Essere creativi in educazione: l’esperimento dell’acqua fredda e dell’acqua calda.

Da Ciraolo

Settimana scorsa c’è stato un pomeriggio di studio un po’ così, in comunità. Cielo grigio e pioggerellina non facilitavano il buon umore. I ragazzi si accasciavano sui libri di scuola come mosche nel moschicida. E io sono ispirato per scrivere questa introduzione irta di similitudini come un porcospino lo è di spine.

In casi come questo le possibilità sono circa due. La prima è soccombere nella noia e lasciare che la nave vada lentamente a picco portandosi negli abissi marinai e capitano, nella certezza che l’indomani sarà un giorno migliore. La seconda è provare a tirare fuori quell’idea creativa, che possa sovvertire le leggi del divertimento/noia (e magari farmi smettere di scrivere cazzate), cambiare il corso degli umori e riprendere i minuti di una giornata uggiosa con tutta un’altra ottica.

La prima possibilità (soccombere) è una possibilità di tutto rispetto, e non lo dico con sarcasmo. Perché molte volte le nostre umane energie non ci consentono di trovare “quell’idea”, magari è venerdì pomeriggio, magari avevamo già dato tutto. Non escludo mai l’ipotesi di fermarmi e dire: “Io per oggi ho dato il massimo, ora non riesco ad andare oltre l’ordinario: ci sono, ma non chiedetemi giochi pirotecnici. Ragazzi, siete in gamba abbastanza per farcela da soli”. Essendo tutti noi esseri umani (mi leggono solo esseri umani, vero?) è inutile negare che a volte scegliamo questa prima strada: l’importante è che questa “strategia di sopravvivenza” non prenda il sopravvento.

La seconda possibilità, invece, è molto più faticosa ed avvincente. A volte si fonda sulla creatività del singolo educatore/genitore/professore, altre volte sullo spirito di gruppo degli adulti (equipe educativa, genitori, team di professori). Altre volte ancora sul fattore “C” (c, per chi non lo sapesse, sta per Fondoschiena). La maggior parte delle volte si tratta di un miscuglio di queste tre cose. Ad esempio, potrebbe capitare che l’educatore riceva uno stimolo (fattore “C”), un segnale, e capisca che quello è lo strumento giusto per sovvertire: la creatività sta nel non farsi sfuggire l’occasione ma sfruttarla a proprio vantaggio.

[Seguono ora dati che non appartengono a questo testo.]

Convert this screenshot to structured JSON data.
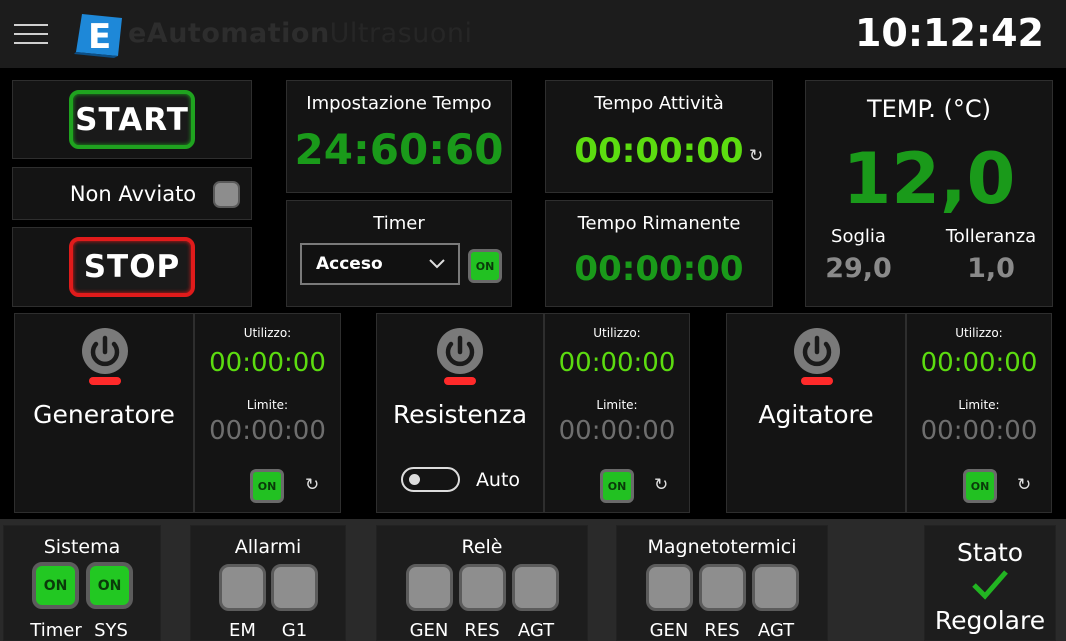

È esattamente ciò che è successo il pomeriggio un po’ così di settimana scorsa (ok, lo ammetto, tutto quanto avete letto sopra era costruito per portarvi a dirmi che sono bravo), quando sul libro di scienze di un ragazzo abbiamo letto di un esperimento: riempire due bacinelle di acqua molto fredda, una, e molto calda, l’altra. Riempire una terza bacinella di acqua tiepida. Dopo aver immerso la mano sinistra in acqua fredda e la destra in acqua calda per circa un paio di minuti, si immergono entrambe le mani in acqua tiepida (magari chiudendo gli occhi) e… sorpresa, abbiamo la sensazione che l’acqua sia più calda per la mano sinistra e più fredda per quella destra.

Per gli amanti dei tecnicismi, le nostre percezioni si costruiscono tramite l’interazione tra l’esperienza e i sensi. Siamo quindi sensibili agli stimoli che si oppongono alle abitudini e indifferenti (o quasi) a quegli stimoli che confermano le abitudini, un po’ come dopo aver passato molto tempo al buio la luce del sole ci infastidisce. È per questo motivo che la mano che era immersa in acqua fredda percepirà l’acqua tiepida come “più calda”, e viceversa per l’altra mano.

Per chi, invece, vuole sapere come è finita la storia del pomeriggio un po’ così, i ragazzi si sono divertiti più del previsto e una cosa che poteva sembrare banale è stata per loro motivo di grosso stupore. Sono tornati allo studio contenti e a modo… ehm, minimamente adeguati, ma di buon umore. Questo ha innescato una serie di battute, e di considerazioni sull’esperimento, che hanno forse distolto dallo “studio”, ma sono state sicuramente istruttive e hanno permesso, seppur diminuendone la “quantità”, di aumentare la “qualità” dello studio.